Better Business Bureau issued a warning about scammers posing as travel agents and ticket brokers. Some incidents involve scammers imitating booking platforms. Shortly after, customers are surprised that they’ve been scammed.

Travel Scams on the Rise

According to RoboKiller an app that blocks spam calls and texts, expect more travel-focused telemarketing calls this year. Unsolicited calls are expected to reach 4.9 billion in the US which translates to an 80% jump from last year.

According to Giulia Porter, who works as vice president of marketing for TelTech, the company that owns RoboKiller, scammers tend to go for susceptible individuals. Porter said that “Now, we’re seeing travel scams because everyone is getting vaccinated and they want to travel again”.

Scams typically use the name of well-known brands including Delta, Booking.com, and Marriot. Aside from calls, there are also spam texts that promise travelers of free cruise or some type of vacation deal. According to RoboKiller’s numbers, there will be 2.25 billion travel-related messages in 2021. That translates to a 300% jump from last year.

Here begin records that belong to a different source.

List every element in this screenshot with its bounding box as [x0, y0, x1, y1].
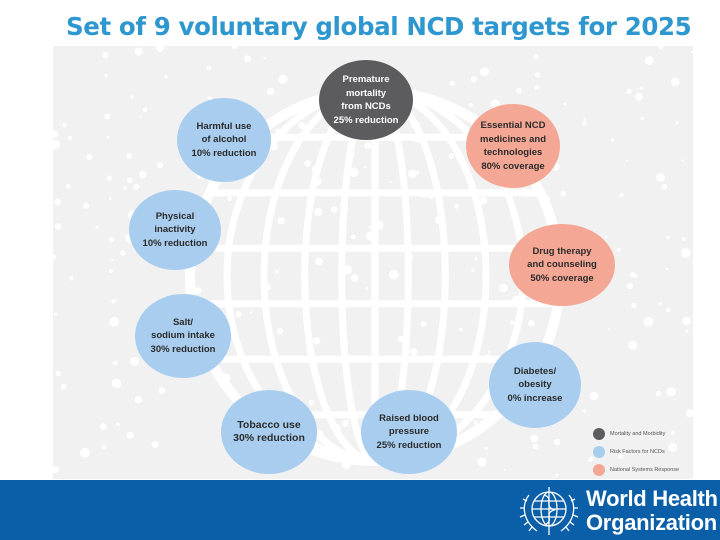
target-line: Raised blood	[379, 412, 439, 424]
legend-swatch	[593, 464, 605, 476]
legend: Mortality and Morbidity Risk Factors for…	[593, 425, 679, 479]
target-line: 0% increase	[507, 392, 563, 404]
who-logo-text: World Health Organization	[586, 487, 718, 535]
who-emblem-icon	[519, 487, 579, 535]
target-tobacco-use: Tobacco use 30% reduction	[221, 390, 317, 474]
target-physical-inactivity: Physical inactivity 10% reduction	[129, 190, 221, 270]
target-line: Harmful use	[196, 120, 252, 132]
target-line: mortality	[345, 87, 387, 99]
target-line: Premature	[342, 74, 390, 85]
page-title: Set of 9 voluntary global NCD targets fo…	[66, 12, 692, 41]
target-line: Tobacco use	[237, 418, 301, 431]
target-line: pressure	[388, 426, 430, 438]
target-line: and counseling	[527, 259, 597, 271]
target-line: technologies	[483, 147, 543, 158]
target-line: 30% reduction	[233, 432, 305, 444]
target-drug-therapy: Drug therapy and counseling 50% coverage	[509, 224, 615, 306]
target-line: inactivity	[154, 224, 196, 236]
legend-swatch	[593, 428, 605, 440]
target-salt-sodium: Salt/ sodium intake 30% reduction	[135, 294, 231, 378]
legend-swatch	[593, 446, 605, 458]
target-line: Essential NCD	[480, 120, 546, 131]
legend-label: Mortality and Morbidity	[610, 431, 666, 437]
legend-label: Risk Factors for NCDs	[610, 449, 665, 455]
target-line: 30% reduction	[150, 343, 216, 355]
target-line: 10% reduction	[191, 147, 257, 159]
target-line: from NCDs	[341, 101, 391, 112]
target-line: 80% coverage	[481, 160, 545, 172]
diagram-panel: Premature mortality from NCDs 25% reduct…	[53, 46, 693, 479]
legend-label: National Systems Response	[610, 467, 680, 473]
target-line: 50% coverage	[530, 272, 594, 284]
target-line: Physical	[155, 210, 195, 222]
target-essential-medicines: Essential NCD medicines and technologies…	[466, 104, 560, 188]
target-line: 10% reduction	[142, 237, 208, 249]
target-diabetes-obesity: Diabetes/ obesity 0% increase	[489, 342, 581, 428]
target-line: Drug therapy	[532, 245, 592, 257]
org-name-line1: World Health	[586, 486, 718, 511]
target-line: Salt/	[172, 316, 194, 328]
target-line: 25% reduction	[333, 114, 399, 126]
target-line: medicines and	[480, 133, 546, 145]
target-line: Diabetes/	[513, 365, 557, 377]
footer-bar	[0, 480, 720, 540]
legend-item-risk-factors: Risk Factors for NCDs	[593, 443, 679, 461]
legend-item-national-systems: National Systems Response	[593, 461, 679, 479]
target-line: sodium intake	[151, 330, 215, 342]
target-line: of alcohol	[201, 134, 247, 146]
target-line: obesity	[518, 379, 552, 391]
target-premature-mortality: Premature mortality from NCDs 25% reduct…	[319, 60, 413, 140]
org-name-line2: Organization	[586, 510, 717, 535]
target-line: 25% reduction	[376, 439, 442, 451]
target-harmful-alcohol: Harmful use of alcohol 10% reduction	[177, 98, 271, 182]
legend-item-mortality: Mortality and Morbidity	[593, 425, 679, 443]
target-raised-blood-pressure: Raised blood pressure 25% reduction	[361, 390, 457, 474]
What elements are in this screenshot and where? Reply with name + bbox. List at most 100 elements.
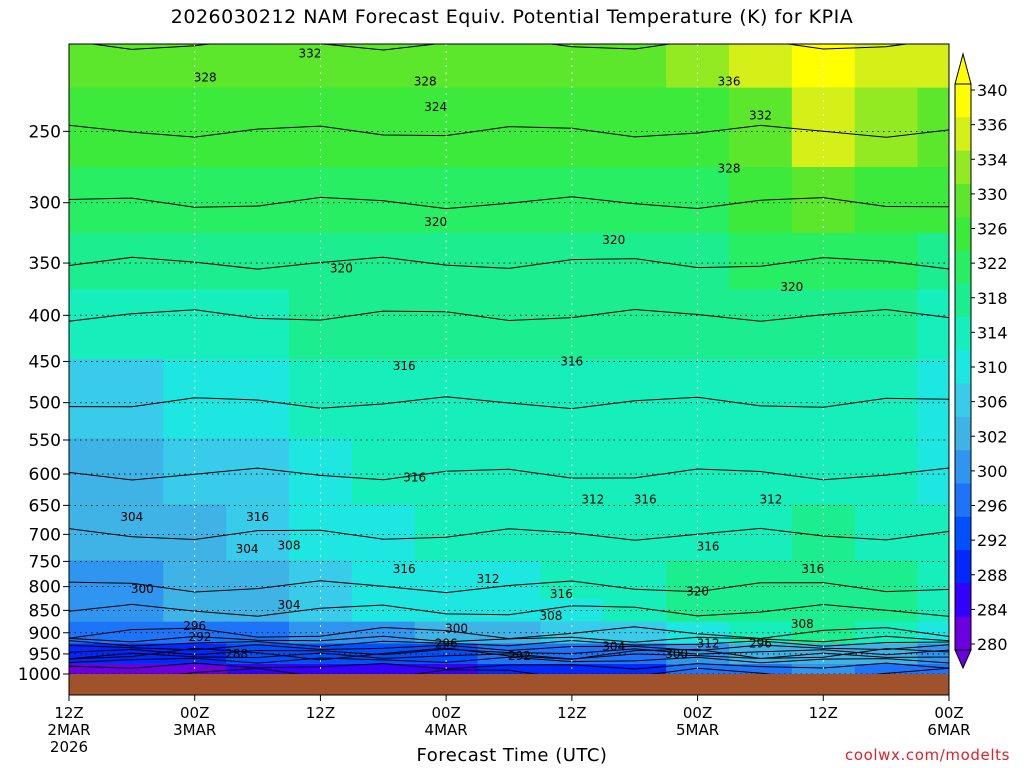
field-cell xyxy=(351,560,416,599)
field-cell xyxy=(163,232,228,290)
field-cell xyxy=(414,167,479,233)
x-tick-label: 12Z xyxy=(557,704,586,722)
field-cell xyxy=(414,504,479,561)
colorbar-label: 284 xyxy=(977,600,1008,619)
contour-label: 328 xyxy=(414,74,437,88)
contour-line xyxy=(69,662,949,670)
field-cell xyxy=(666,663,730,674)
colorbar-label: 334 xyxy=(977,150,1008,169)
contour-label: 320 xyxy=(686,585,709,599)
contour-line xyxy=(88,44,911,51)
contour-label: 316 xyxy=(550,587,573,601)
field-cell xyxy=(540,289,605,359)
field-cell xyxy=(351,504,416,561)
field-cell xyxy=(854,87,919,168)
field-cell xyxy=(100,621,165,644)
field-cell xyxy=(100,359,165,439)
field-cell xyxy=(69,44,102,88)
field-cell xyxy=(289,44,353,88)
field-cell xyxy=(791,504,856,561)
field-cell xyxy=(854,289,919,359)
field-cell xyxy=(603,232,668,290)
field-cell xyxy=(791,289,856,359)
field-cell xyxy=(100,438,165,505)
contour-label: 304 xyxy=(120,510,143,524)
field-cell xyxy=(477,504,542,561)
field-cell xyxy=(163,504,228,561)
field-cell xyxy=(163,598,228,622)
colorbar-label: 302 xyxy=(977,427,1008,446)
colorbar-band xyxy=(955,516,971,551)
contour-label: 300 xyxy=(131,582,154,596)
field-cell xyxy=(69,598,102,622)
contour-label: 320 xyxy=(424,215,447,229)
field-cell xyxy=(69,167,102,233)
colorbar-band xyxy=(955,350,971,385)
field-cell xyxy=(289,560,353,599)
field-cell xyxy=(226,438,290,505)
field-cell xyxy=(414,44,479,88)
field-cell xyxy=(917,167,949,233)
field-cell xyxy=(603,359,668,439)
field-cell xyxy=(226,643,290,664)
field-cell xyxy=(414,598,479,622)
field-cell xyxy=(226,621,290,644)
contour-label: 316 xyxy=(697,539,720,553)
colorbar-band xyxy=(955,250,971,285)
field-cell xyxy=(791,359,856,439)
contour-label: 316 xyxy=(393,562,416,576)
colorbar-label: 314 xyxy=(977,323,1008,342)
x-tick-label: 12Z xyxy=(809,704,838,722)
contour-label: 304 xyxy=(602,639,625,653)
contour-label: 328 xyxy=(718,162,741,176)
contour-line xyxy=(69,639,949,648)
contour-line xyxy=(69,652,949,660)
field-cell xyxy=(289,438,353,505)
contour-line xyxy=(69,196,949,210)
contour-line xyxy=(69,124,949,138)
field-cell xyxy=(791,44,856,88)
field-cell xyxy=(791,232,856,290)
colorbar-band xyxy=(955,283,971,318)
contour-line xyxy=(69,647,949,661)
field-cell xyxy=(226,232,290,290)
field-cell xyxy=(540,560,605,599)
field-cell xyxy=(69,438,102,505)
colorbar-label: 300 xyxy=(977,462,1008,481)
field-cell xyxy=(289,663,353,674)
field-cell xyxy=(666,232,730,290)
field-cell xyxy=(477,167,542,233)
field-cell xyxy=(226,504,290,561)
field-cell xyxy=(854,504,919,561)
field-cell xyxy=(854,663,919,674)
field-cell xyxy=(540,504,605,561)
contour-label: 292 xyxy=(508,649,531,663)
y-tick-label: 550 xyxy=(29,431,61,451)
field-cell xyxy=(854,621,919,644)
contour-label: 300 xyxy=(445,621,468,635)
x-tick-label: 12Z xyxy=(54,704,83,722)
field-cell xyxy=(603,598,668,622)
colorbar-top-arrow xyxy=(954,52,972,85)
field-cell xyxy=(540,663,605,674)
colorbar-band xyxy=(955,583,971,618)
colorbar-band xyxy=(955,150,971,185)
x-tick-label: 00Z xyxy=(934,704,963,722)
field-cell xyxy=(729,663,793,674)
field-cell xyxy=(917,232,949,290)
field-cell xyxy=(603,438,668,505)
contour-line xyxy=(69,396,949,410)
field-cell xyxy=(666,87,730,168)
field-cell xyxy=(100,232,165,290)
field-cell xyxy=(603,289,668,359)
x-tick-label: 00Z xyxy=(180,704,209,722)
field-cell xyxy=(289,598,353,622)
field-cell xyxy=(69,663,102,674)
colorbar-band xyxy=(955,483,971,518)
credit-link[interactable]: coolwx.com/modelts xyxy=(845,746,1010,764)
field-cell xyxy=(666,560,730,599)
y-tick-label: 850 xyxy=(29,601,61,621)
field-cell xyxy=(100,289,165,359)
contour-line xyxy=(69,648,949,656)
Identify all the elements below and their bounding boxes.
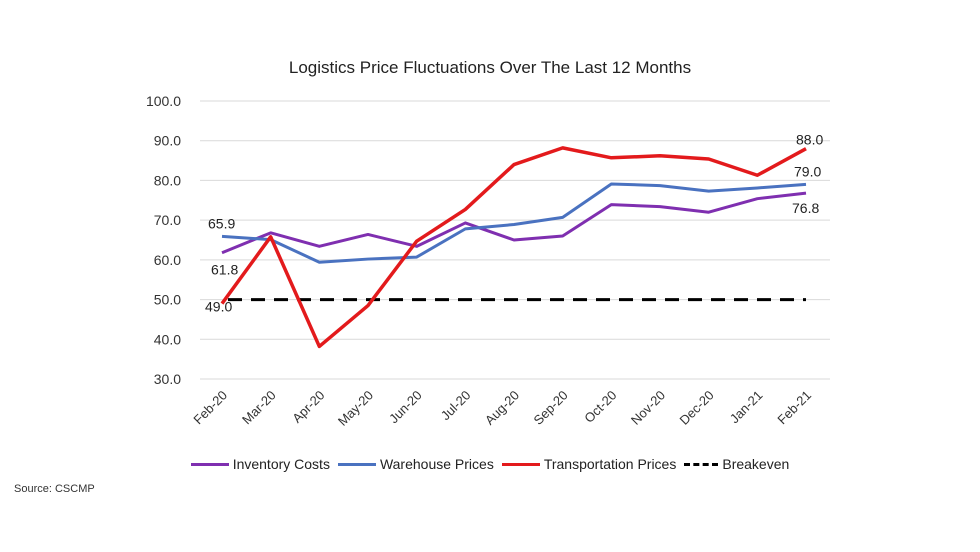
y-tick-label: 90.0 [154,133,181,149]
series-line-inventory-costs [221,191,807,255]
x-tick-label: May-20 [335,388,376,429]
y-tick-label: 80.0 [154,172,181,188]
y-tick-label: 60.0 [154,252,181,268]
legend-item-transportation-prices: Transportation Prices [501,456,677,472]
data-label: 61.8 [211,262,238,278]
legend-label: Warehouse Prices [379,456,494,472]
series-line-warehouse-prices [221,182,807,264]
x-tick-label: Jun-20 [386,388,425,427]
y-tick-label: 100.0 [146,93,181,109]
legend-item-breakeven: Breakeven [684,456,789,472]
series-warehouse-prices [221,182,807,264]
x-tick-label: Jan-21 [727,388,766,427]
legend-swatch [501,462,540,466]
y-axis: 30.0 40.0 50.0 60.0 70.0 80.0 90.0 100.0 [146,93,181,387]
legend-item-inventory-costs: Inventory Costs [190,456,330,472]
x-tick-label: Sep-20 [531,388,571,428]
x-tick-label: Nov-20 [628,388,668,428]
legend: Inventory Costs Warehouse Prices Transport… [0,456,980,472]
y-tick-label: 50.0 [154,292,181,308]
y-tick-label: 70.0 [154,212,181,228]
data-label: 79.0 [794,163,821,179]
legend-swatch [190,462,229,466]
x-tick-label: Feb-20 [190,388,230,428]
data-label: 76.8 [792,200,819,216]
source-note: Source: CSCMP [14,483,95,495]
legend-swatch [337,462,376,466]
data-labels: 65.9 61.8 49.0 88.0 79.0 76.8 [205,132,823,315]
chart-title: Logistics Price Fluctuations Over The La… [288,58,692,77]
series-lines [220,146,807,349]
data-label: 88.0 [796,132,823,148]
series-line-transportation-prices [220,146,807,349]
y-tick-label: 40.0 [154,331,181,347]
x-tick-label: Mar-20 [239,388,279,428]
legend-item-warehouse-prices: Warehouse Prices [337,456,494,472]
x-tick-label: Feb-21 [774,388,814,428]
y-tick-label: 30.0 [154,371,181,387]
series-inventory-costs [221,191,807,255]
data-label: 65.9 [208,215,235,231]
legend-label: Breakeven [722,456,790,472]
legend-label: Inventory Costs [232,456,330,472]
x-tick-label: Aug-20 [482,388,522,428]
x-tick-label: Apr-20 [289,388,327,426]
legend-swatch [684,462,719,466]
data-label: 49.0 [205,299,232,315]
x-axis: Feb-20 Mar-20 Apr-20 May-20 Jun-20 Jul-20 Aug-… [190,388,814,429]
series-transportation-prices [220,146,807,349]
x-tick-label: Dec-20 [677,388,717,428]
legend-label: Transportation Prices [543,456,677,472]
x-tick-label: Oct-20 [581,388,619,426]
x-tick-label: Jul-20 [438,388,474,424]
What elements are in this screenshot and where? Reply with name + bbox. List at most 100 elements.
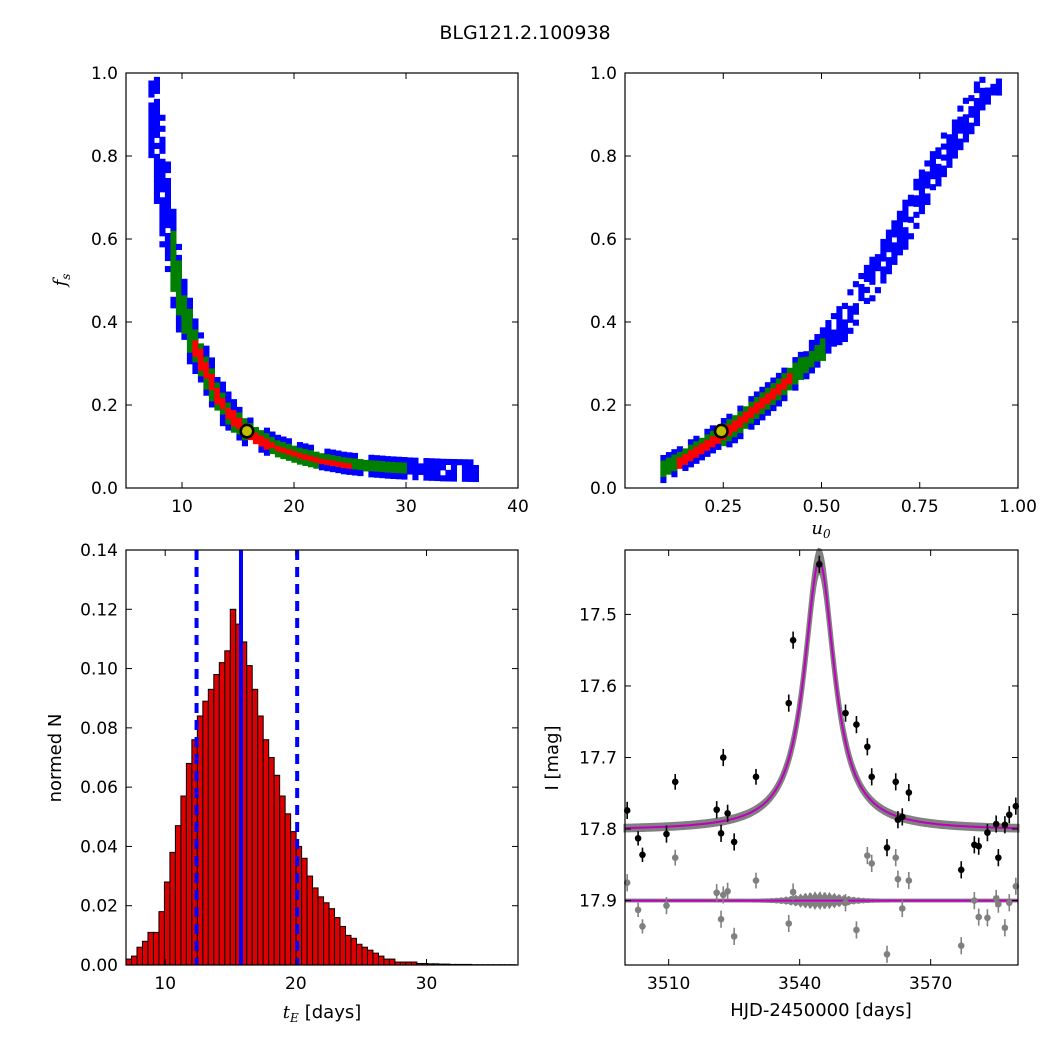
p1-density-green xyxy=(170,258,177,265)
p1-density-blue xyxy=(159,114,166,121)
p1-density-green xyxy=(170,263,177,270)
p1-density-blue xyxy=(296,442,303,449)
p1-density-blue xyxy=(225,391,232,398)
p1-density-red xyxy=(335,461,342,468)
p2-density-blue xyxy=(907,194,914,201)
p2-density-blue xyxy=(841,330,848,337)
p1-density-blue xyxy=(153,192,160,199)
p1-density-green xyxy=(170,230,177,237)
p2-density-blue xyxy=(951,124,958,132)
p1-density-blue xyxy=(340,451,347,458)
p2-density-blue xyxy=(907,233,914,240)
p1-density-green xyxy=(368,460,375,467)
p2-density-blue xyxy=(671,471,678,478)
p2-density-blue xyxy=(913,222,920,229)
p1-density-blue xyxy=(170,225,177,232)
p2-density-blue xyxy=(979,87,986,94)
residual-point xyxy=(894,875,902,883)
p1-density-blue xyxy=(170,214,177,221)
p1-density-green xyxy=(170,241,177,248)
p2-density-blue xyxy=(775,372,782,379)
p1-density-blue xyxy=(412,463,419,470)
residual-point xyxy=(868,860,876,867)
p1-density-green xyxy=(291,445,298,452)
p2-density-red xyxy=(698,448,705,455)
p2-density-green xyxy=(682,448,689,455)
p2-density-blue xyxy=(902,238,909,245)
p1-density-blue xyxy=(472,475,479,483)
p1-density-red xyxy=(313,457,320,464)
histogram-bar xyxy=(218,662,226,966)
p2-density-blue xyxy=(984,93,991,100)
p1-density-green xyxy=(241,418,248,425)
p2-density-green xyxy=(726,419,733,426)
p1-density-blue xyxy=(456,459,463,466)
p1-density-blue xyxy=(236,406,243,413)
p2-density-blue xyxy=(852,303,859,310)
p1-ytick-label: 0.8 xyxy=(91,147,118,167)
p1-density-blue xyxy=(417,468,424,475)
p2-density-blue xyxy=(759,386,766,393)
p1-density-green xyxy=(236,412,243,419)
p1-density-blue xyxy=(153,98,160,105)
p2-density-blue xyxy=(902,199,909,206)
p2-density-blue xyxy=(781,395,788,402)
residual-point xyxy=(971,897,978,904)
p2-density-blue xyxy=(957,116,964,123)
p1-density-blue xyxy=(373,455,380,462)
p1-density-blue xyxy=(164,205,171,212)
p1-density-blue xyxy=(153,181,160,188)
data-point xyxy=(905,789,913,796)
p2-density-blue xyxy=(962,119,969,126)
p1-density-blue xyxy=(412,457,419,464)
model-curve xyxy=(624,559,1019,830)
data-point xyxy=(719,754,727,761)
p1-density-green xyxy=(401,462,408,469)
p2-density-blue xyxy=(676,446,683,453)
data-point xyxy=(975,842,982,850)
data-point xyxy=(785,699,793,707)
histogram-bar xyxy=(372,952,379,966)
p1-density-blue xyxy=(423,463,430,470)
p1-density-blue xyxy=(395,473,402,480)
p2-density-blue xyxy=(869,295,876,302)
p2-density-blue xyxy=(973,103,980,110)
p2-density-blue xyxy=(946,145,953,152)
residual-point xyxy=(785,920,793,927)
p2-density-green xyxy=(803,356,810,363)
p2-density-blue xyxy=(951,119,958,126)
p2-xlabel-main: u xyxy=(811,518,823,539)
p2-density-blue xyxy=(885,257,892,264)
p2-density-green xyxy=(764,387,771,394)
p2-density-green xyxy=(748,401,755,408)
p1-density-blue xyxy=(379,472,386,479)
p1-density-blue xyxy=(461,475,468,482)
p3-ytick-label: 0.10 xyxy=(80,660,118,680)
histogram-bar xyxy=(136,946,143,966)
p1-density-green xyxy=(186,341,193,348)
p2-density-blue xyxy=(902,205,909,212)
p2-xlabel: u0 xyxy=(811,518,831,541)
p2-density-blue xyxy=(918,169,925,176)
p2-density-blue xyxy=(968,95,975,102)
p2-density-blue xyxy=(825,336,832,343)
p1-density-red xyxy=(285,449,292,456)
p1-density-green xyxy=(307,461,314,468)
p1-density-blue xyxy=(159,202,166,209)
p1-density-blue xyxy=(274,434,281,441)
p1-density-blue xyxy=(159,230,166,237)
p2-density-red xyxy=(775,389,782,396)
p2-density-blue xyxy=(973,109,980,116)
p2-density-blue xyxy=(726,413,733,420)
p2-density-blue xyxy=(935,163,942,170)
p2-density-blue xyxy=(896,249,903,256)
histogram-bar xyxy=(147,931,154,966)
p2-density-blue xyxy=(660,454,667,462)
p1-density-green xyxy=(395,462,402,469)
p1-density-blue xyxy=(153,115,160,122)
p1-density-blue xyxy=(368,471,375,478)
p2-density-blue xyxy=(913,178,920,185)
p1-density-blue xyxy=(153,131,160,138)
p1-density-red xyxy=(258,435,265,442)
histogram-bar xyxy=(125,958,132,966)
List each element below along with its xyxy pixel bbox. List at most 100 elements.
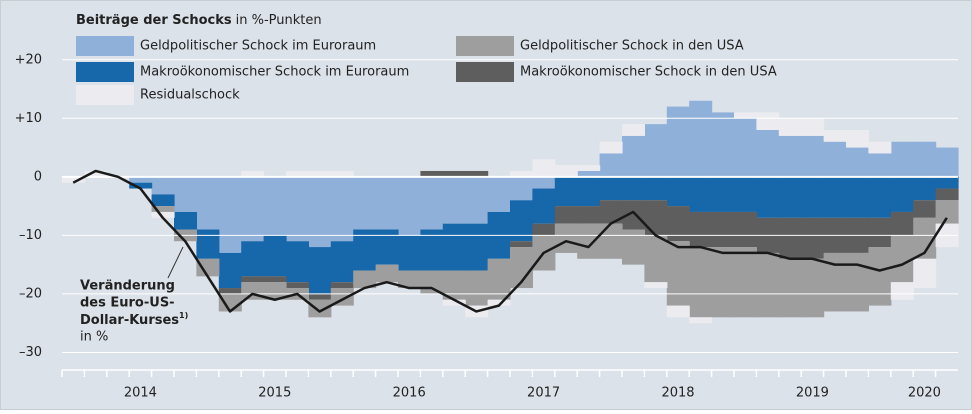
area-segment (846, 130, 869, 148)
area-segment (532, 176, 556, 189)
area-segment (846, 176, 869, 218)
area-segment (689, 176, 713, 212)
area-segment (532, 223, 556, 236)
area-segment (868, 217, 892, 248)
area-segment (599, 200, 623, 224)
y-tick-label: –30 (19, 345, 42, 360)
area-segment (644, 124, 668, 177)
area-segment (442, 223, 466, 271)
area-segment (778, 118, 802, 136)
legend-swatch (456, 62, 514, 82)
area-segment (689, 211, 713, 248)
area-segment (756, 252, 780, 318)
area-segment (487, 258, 511, 300)
y-tick-label: –20 (19, 286, 42, 301)
area-segment (510, 200, 533, 242)
annotation-text: Dollar-Kurses (80, 313, 179, 328)
y-tick-label: +10 (15, 111, 42, 126)
area-segment (554, 223, 578, 253)
annotation-connector (167, 246, 184, 279)
area-segment (666, 206, 690, 242)
legend-label: Makroökonomischer Schock im Euroraum (140, 65, 409, 80)
area-segment (465, 223, 489, 271)
legend-label: Geldpolitischer Schock im Euroraum (140, 39, 376, 54)
area-segment (577, 165, 601, 171)
area-segment (890, 141, 914, 177)
area-segment (554, 165, 578, 177)
x-tick-label: 2018 (661, 386, 694, 401)
area-segment (263, 276, 287, 283)
area-segment (84, 170, 108, 177)
area-segment (241, 176, 265, 242)
area-segment (554, 206, 578, 224)
area-segment (241, 170, 265, 177)
area-segment (913, 217, 937, 259)
area-segment (823, 141, 847, 177)
area-segment (510, 170, 533, 177)
area-segment (330, 176, 354, 242)
area-segment (622, 124, 645, 136)
area-segment (398, 235, 421, 271)
area-segment (151, 206, 175, 212)
area-segment (577, 223, 601, 259)
area-segment (711, 176, 735, 212)
area-segment (218, 288, 242, 294)
area-segment (778, 258, 802, 318)
area-segment (286, 176, 309, 242)
area-segment (308, 293, 332, 300)
area-segment (353, 176, 377, 230)
area-segment (868, 153, 892, 177)
area-segment (734, 112, 757, 119)
area-segment (935, 176, 959, 189)
area-segment (622, 135, 645, 177)
area-segment (622, 200, 645, 230)
annotation-footnote: 1) (179, 311, 188, 320)
area-segment (935, 188, 959, 201)
annotation-unit: in % (80, 330, 108, 345)
area-segment (263, 235, 287, 277)
exchange-rate-line (72, 169, 948, 313)
area-segment (218, 176, 242, 253)
y-tick-label: –10 (19, 228, 42, 243)
area-segment (465, 170, 489, 177)
area-segment (420, 170, 444, 177)
area-segment (801, 217, 825, 259)
area-segment (846, 147, 869, 177)
area-segment (532, 159, 556, 177)
area-segment (151, 211, 175, 218)
area-segment (196, 229, 220, 259)
area-segment (398, 270, 421, 289)
area-segment (532, 188, 556, 224)
area-segment (510, 247, 533, 289)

A New Way to Steal Your Information

Travel scams may look different from your typical scam that asks for your credit card info because of some alleged security breach. However, the goal is the same. According to Porter, “The end goal is the same: to get your personal and financial information so they can use that however they want”. The big difference is that old scams rely on fear whereas travel scams get you to sign up for some non-existent too-good-to-be-true offer.

Unfortunately, scams affect the travel industry. Scams steal from potential travelers who may then decide to delay their travel plans. According to Federal Trade Commission, the travel industry lost $26 million to travel scams from January to March 2021. The average cost of each scam is $1,100 per incident. However, the US is not the only country with a growing number of these scams. The UK and other European countries experience a rise in the same crimes.